15 year old Jaheim McMillan murdered by Gulfport police; Anniversary of Mario Woods murder by SFPD; plus OMCA’s Angela Davis exhibit

On today’s show, we begin with our weekly State Terror Roundup.

We are turning our attention to Gulfport, Mississippi where on October 6th, 2022 police murdered 15 year old Jaheim McMillan in front of his four friends in the parking lot of a Dollar Tree Store.  Activists are headed to Gulfport this weekend from across the country to demand the police release the footage of the shooting. We will be joined by Melina Abdullah, co-founder of the Los Angeles chapter of Black Lives Matter and co-founder of Black Lives Matter Grassroots. Andrew Joseph, Jr is the father of Andrew Joseph III, who was killed after being struck by a vehicle after being improperly ejected by sheriff deputies from the Florida State Fair in 2014. Elayjiah Wooley, an activist from Oakland who founded Free My People – a social media platform to spread mass awareness about police brutality and racial discrimination for impacted communities.
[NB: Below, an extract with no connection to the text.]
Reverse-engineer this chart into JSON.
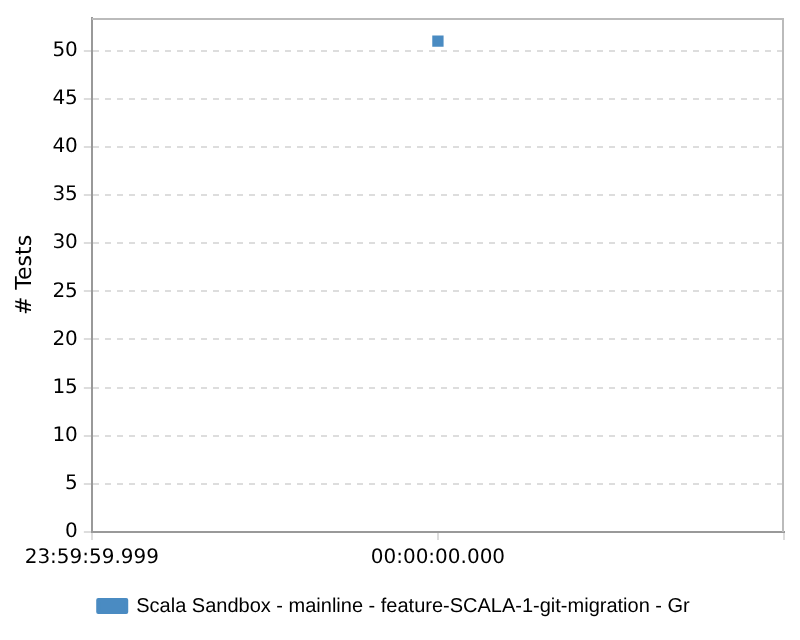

And Leo Carney is a freelance journalist in Mississippi, as well as an organizer with the ADOS foundation which uses data-driven advocacy to inform and affirm the need for a federal reparations program and a transformative Black agenda. We also hear from Jaheim McMillan’s aunt, Natasha Boyd, describing her nephew Jaheim.

Friday December 2 is Mario Woods Angelversary, we speak with Gwen Woods, Mario Woods mother. Mario Woods was killed by SFPD on December 2nd, 2015 in the Bayview neighborhood of San Francisco. He was 26 years old when he was shot by as many as 15 rounds fired by five officers. His murder ignited massive protests, including a hunger strike, and unity among police accountability activists on both sides of the Bay bridge who routinely shut down BOS, police commission meetings and engaged in direct actions like “waking up former Police Chief Greg Suhr” who we ultimately succeeded in getting removed from office.

This week’s Artist Resistance in Residence is Lisbet Tellefsen, a Black archivist, collector and curator, who is one of the contributors to the current Angela Davis exhibit at the Oakland Museum of California. She is also a UC Berkeley Black collaboratory fellow.